The equalization levy was introduced in 2016. It was originally designed as a 6% on gross revenues from online advertising services. In the financial year 2017–2018, the revenue from the equalization levy was INR 550 Cr (USD 73.4 million). Only non-resident businesses are subject to the tax.

The expansion

India announced on March 23 that its tax aimed at foreign digital companies, the “equalization levy,” will be expanded. The new expansion will apply 2% on revenues of e-commerce operators and suppliers. This change is applicable from April 1. This change expands the equalization levy from online advertising to nearly all online commerce done in India. The change is for businesses that do not have a taxable presence in India.

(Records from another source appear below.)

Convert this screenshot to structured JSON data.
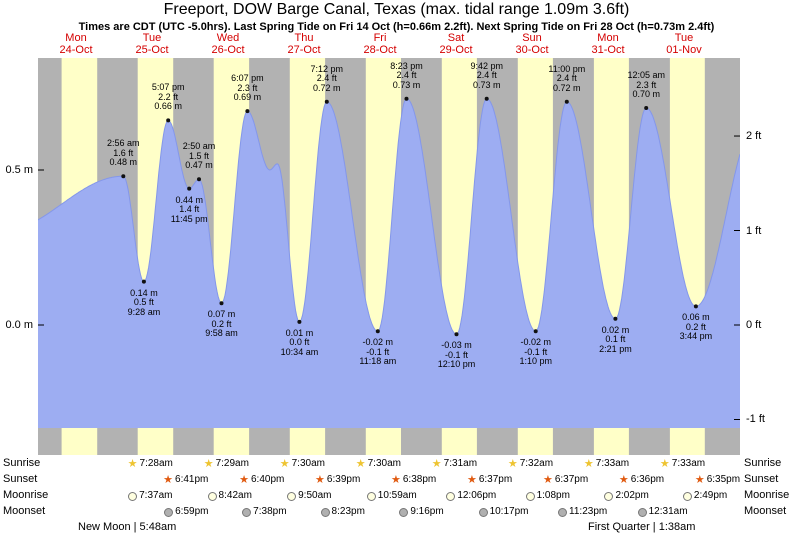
{
  "title": "Freeport, DOW Barge Canal, Texas (max. tidal range 1.09m 3.6ft)",
  "subtitle": "Times are CDT (UTC -5.0hrs). Last Spring Tide on Fri 14 Oct (h=0.66m 2.2ft). Next Spring Tide on Fri 28 Oct (h=0.73m 2.4ft)",
  "colors": {
    "day_band": "#ffffc8",
    "night_band": "#b2b2b2",
    "tide_fill": "#9dadf2",
    "tide_stroke": "#8497ea",
    "day_label": "#d40000",
    "sunrise_star": "#eec431",
    "sunset_star": "#e05a10",
    "moonrise_disc": "#ffffe0",
    "moonset_disc": "#b0b0b0"
  },
  "days": [
    {
      "name": "Mon",
      "date": "24-Oct"
    },
    {
      "name": "Tue",
      "date": "25-Oct"
    },
    {
      "name": "Wed",
      "date": "26-Oct"
    },
    {
      "name": "Thu",
      "date": "27-Oct"
    },
    {
      "name": "Fri",
      "date": "28-Oct"
    },
    {
      "name": "Sat",
      "date": "29-Oct"
    },
    {
      "name": "Sun",
      "date": "30-Oct"
    },
    {
      "name": "Mon",
      "date": "31-Oct"
    },
    {
      "name": "Tue",
      "date": "01-Nov"
    }
  ],
  "chart_data": {
    "type": "area",
    "title": "Tide height over time, Mon 24-Oct to Tue 01-Nov",
    "x_range_days": [
      0,
      9.237
    ],
    "ylim_m": [
      -0.42,
      0.86
    ],
    "y_axis_left": [
      {
        "label": "0.5 m",
        "value": 0.5
      },
      {
        "label": "0.0 m",
        "value": 0.0
      }
    ],
    "y_axis_right": [
      {
        "label": "2 ft",
        "value": 0.6096
      },
      {
        "label": "1 ft",
        "value": 0.3048
      },
      {
        "label": "0 ft",
        "value": 0.0
      },
      {
        "label": "-1 ft",
        "value": -0.3048
      }
    ],
    "tide_events": [
      {
        "t": 1.122,
        "h": 0.48,
        "type": "high",
        "lines": [
          "2:56 am",
          "1.6 ft",
          "0.48 m"
        ]
      },
      {
        "t": 1.394,
        "h": 0.14,
        "type": "low",
        "lines": [
          "0.14 m",
          "0.5 ft",
          "9:28 am"
        ]
      },
      {
        "t": 1.713,
        "h": 0.66,
        "type": "high",
        "lines": [
          "5:07 pm",
          "2.2 ft",
          "0.66 m"
        ]
      },
      {
        "t": 1.99,
        "h": 0.44,
        "type": "low",
        "lines": [
          "0.44 m",
          "1.4 ft",
          "11:45 pm"
        ]
      },
      {
        "t": 2.118,
        "h": 0.47,
        "type": "high",
        "lines": [
          "2:50 am",
          "1.5 ft",
          "0.47 m"
        ]
      },
      {
        "t": 2.415,
        "h": 0.07,
        "type": "low",
        "lines": [
          "0.07 m",
          "0.2 ft",
          "9:58 am"
        ]
      },
      {
        "t": 2.755,
        "h": 0.69,
        "type": "high",
        "lines": [
          "6:07 pm",
          "2.3 ft",
          "0.69 m"
        ]
      },
      {
        "t": 3.44,
        "h": 0.01,
        "type": "low",
        "lines": [
          "0.01 m",
          "0.0 ft",
          "10:34 am"
        ]
      },
      {
        "t": 3.8,
        "h": 0.72,
        "type": "high",
        "lines": [
          "7:12 pm",
          "2.4 ft",
          "0.72 m"
        ]
      },
      {
        "t": 4.471,
        "h": -0.02,
        "type": "low",
        "lines": [
          "-0.02 m",
          "-0.1 ft",
          "11:18 am"
        ]
      },
      {
        "t": 4.849,
        "h": 0.73,
        "type": "high",
        "lines": [
          "8:23 pm",
          "2.4 ft",
          "0.73 m"
        ]
      },
      {
        "t": 5.507,
        "h": -0.03,
        "type": "low",
        "lines": [
          "-0.03 m",
          "-0.1 ft",
          "12:10 pm"
        ]
      },
      {
        "t": 5.904,
        "h": 0.73,
        "type": "high",
        "lines": [
          "9:42 pm",
          "2.4 ft",
          "0.73 m"
        ]
      },
      {
        "t": 6.549,
        "h": -0.02,
        "type": "low",
        "lines": [
          "-0.02 m",
          "-0.1 ft",
          "1:10 pm"
        ]
      },
      {
        "t": 6.958,
        "h": 0.72,
        "type": "high",
        "lines": [
          "11:00 pm",
          "2.4 ft",
          "0.72 m"
        ]
      },
      {
        "t": 7.598,
        "h": 0.02,
        "type": "low",
        "lines": [
          "0.02 m",
          "0.1 ft",
          "2:21 pm"
        ]
      },
      {
        "t": 8.003,
        "h": 0.7,
        "type": "high",
        "lines": [
          "12:05 am",
          "2.3 ft",
          "0.70 m"
        ]
      },
      {
        "t": 8.656,
        "h": 0.06,
        "type": "low",
        "lines": [
          "0.06 m",
          "0.2 ft",
          "3:44 pm"
        ]
      }
    ],
    "curve_control_points": [
      {
        "t": -0.5,
        "h": 0.3
      },
      {
        "t": 1.122,
        "h": 0.48
      },
      {
        "t": 1.394,
        "h": 0.14
      },
      {
        "t": 1.713,
        "h": 0.66
      },
      {
        "t": 1.99,
        "h": 0.44
      },
      {
        "t": 2.118,
        "h": 0.47
      },
      {
        "t": 2.415,
        "h": 0.07
      },
      {
        "t": 2.755,
        "h": 0.69
      },
      {
        "t": 3.05,
        "h": 0.5
      },
      {
        "t": 3.15,
        "h": 0.52
      },
      {
        "t": 3.44,
        "h": 0.01
      },
      {
        "t": 3.8,
        "h": 0.72
      },
      {
        "t": 4.471,
        "h": -0.02
      },
      {
        "t": 4.849,
        "h": 0.73
      },
      {
        "t": 5.507,
        "h": -0.03
      },
      {
        "t": 5.904,
        "h": 0.73
      },
      {
        "t": 6.549,
        "h": -0.02
      },
      {
        "t": 6.958,
        "h": 0.72
      },
      {
        "t": 7.598,
        "h": 0.02
      },
      {
        "t": 8.003,
        "h": 0.7
      },
      {
        "t": 8.656,
        "h": 0.06
      },
      {
        "t": 9.45,
        "h": 0.65
      }
    ]
  },
  "sun_bands": [
    {
      "rise_h": 7.45,
      "set_h": 18.7
    },
    {
      "rise_h": 7.47,
      "set_h": 18.68
    },
    {
      "rise_h": 7.48,
      "set_h": 18.67
    },
    {
      "rise_h": 7.5,
      "set_h": 18.65
    },
    {
      "rise_h": 7.5,
      "set_h": 18.63
    },
    {
      "rise_h": 7.52,
      "set_h": 18.62
    },
    {
      "rise_h": 7.53,
      "set_h": 18.62
    },
    {
      "rise_h": 7.55,
      "set_h": 18.6
    },
    {
      "rise_h": 7.55,
      "set_h": 18.58
    },
    {
      "rise_h": 7.57,
      "set_h": 18.57
    }
  ],
  "astro": {
    "row_labels": [
      "Sunrise",
      "Sunset",
      "Moonrise",
      "Moonset"
    ],
    "sunrise": [
      {
        "time": "7:28am",
        "day": 1
      },
      {
        "time": "7:29am",
        "day": 2
      },
      {
        "time": "7:30am",
        "day": 3
      },
      {
        "time": "7:30am",
        "day": 4
      },
      {
        "time": "7:31am",
        "day": 5
      },
      {
        "time": "7:32am",
        "day": 6
      },
      {
        "time": "7:33am",
        "day": 7
      },
      {
        "time": "7:33am",
        "day": 8
      }
    ],
    "sunset": [
      {
        "time": "6:41pm",
        "day": 1
      },
      {
        "time": "6:40pm",
        "day": 2
      },
      {
        "time": "6:39pm",
        "day": 3
      },
      {
        "time": "6:38pm",
        "day": 4
      },
      {
        "time": "6:37pm",
        "day": 5
      },
      {
        "time": "6:37pm",
        "day": 6
      },
      {
        "time": "6:36pm",
        "day": 7
      },
      {
        "time": "6:35pm",
        "day": 8
      }
    ],
    "moonrise": [
      {
        "time": "7:37am",
        "day": 1
      },
      {
        "time": "8:42am",
        "day": 2
      },
      {
        "time": "9:50am",
        "day": 3
      },
      {
        "time": "10:59am",
        "day": 4
      },
      {
        "time": "12:06pm",
        "day": 5
      },
      {
        "time": "1:08pm",
        "day": 6
      },
      {
        "time": "2:02pm",
        "day": 7
      },
      {
        "time": "2:49pm",
        "day": 8
      }
    ],
    "moonset": [
      {
        "time": "6:59pm",
        "day": 1
      },
      {
        "time": "7:38pm",
        "day": 2
      },
      {
        "time": "8:23pm",
        "day": 3
      },
      {
        "time": "9:16pm",
        "day": 4
      },
      {
        "time": "10:17pm",
        "day": 5
      },
      {
        "time": "11:23pm",
        "day": 6
      },
      {
        "time": "12:31am",
        "day": 8
      }
    ],
    "moon_phases": [
      {
        "label": "New Moon | 5:48am"
      },
      {
        "label": "First Quarter | 1:38am"
      }
    ]
  }
}
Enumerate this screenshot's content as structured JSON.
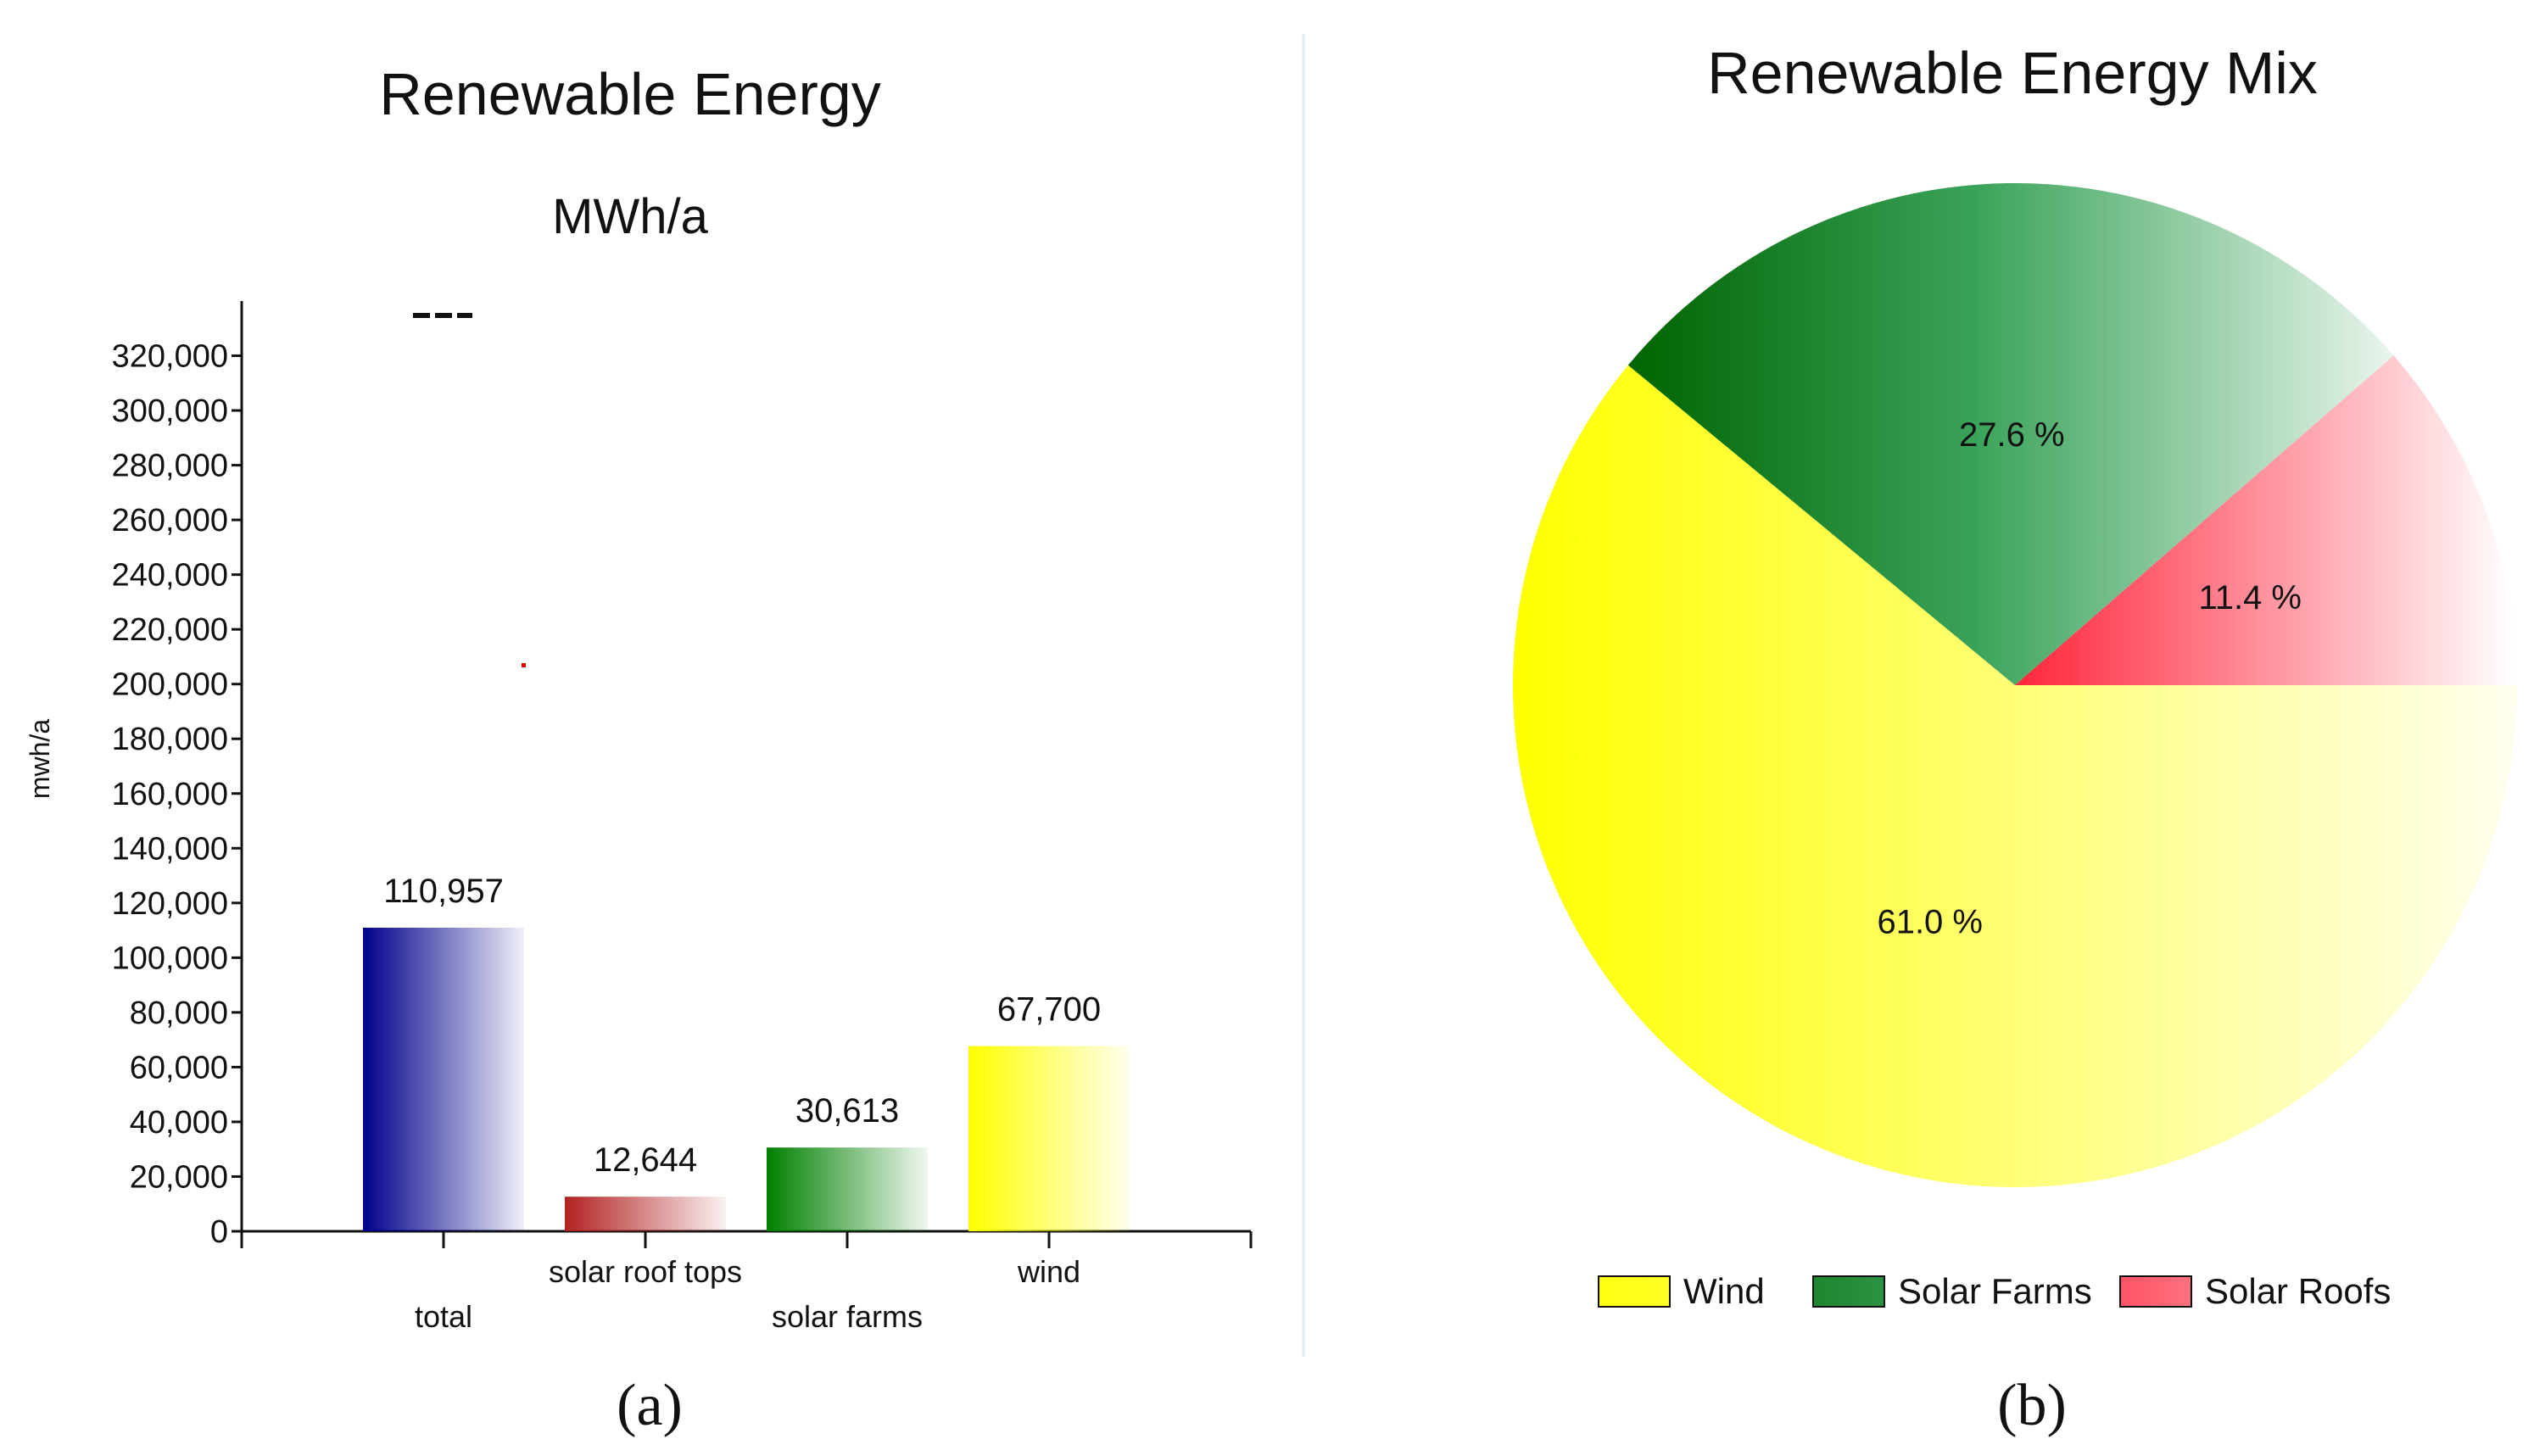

Who will it be applicable to

This will impact those companies that don’t have a base in India but sell their goods here. Any overseas platform that streams, advertises, or sells goods to an Indian IP address will be taxable. The levy would be imposed on those companies that have a turnover or sales of over INR 2 Cr (USD 267,000) in the previous year. Facebook, Google Amazon, eBay, and many more will be affected by the tax.

Not a part of Income Tax

The equalization levy is essentially a tariff and is not based on ability to pay. Businesses with higher profit margins on their digital business with India will face a lower marginal tax rate than businesses with lower profitability. The 2% revenue tax equates to a 20% income tax if a business has a 10% profit margin in India. This compares to the statutory tax rate of 22%. The lower a business’ profit margin, the higher the marginal tax rate. Equalization levy may also add to the cost of operations for foreign companies. They may not get credit for the equalization levy in their residence country or avail any favorable treaty benefits.

It is definitely an element of surprise.

The equalization levy essentially operates as a tariff on foreign-provided digital goods and services The significant economic presence (SEP) test can create challenges in minimizing double taxation. This might lead to international friction. If every country chose its own way of defining nexus, there would be an overlap in taxation where two countries think they have the right to tax the same income.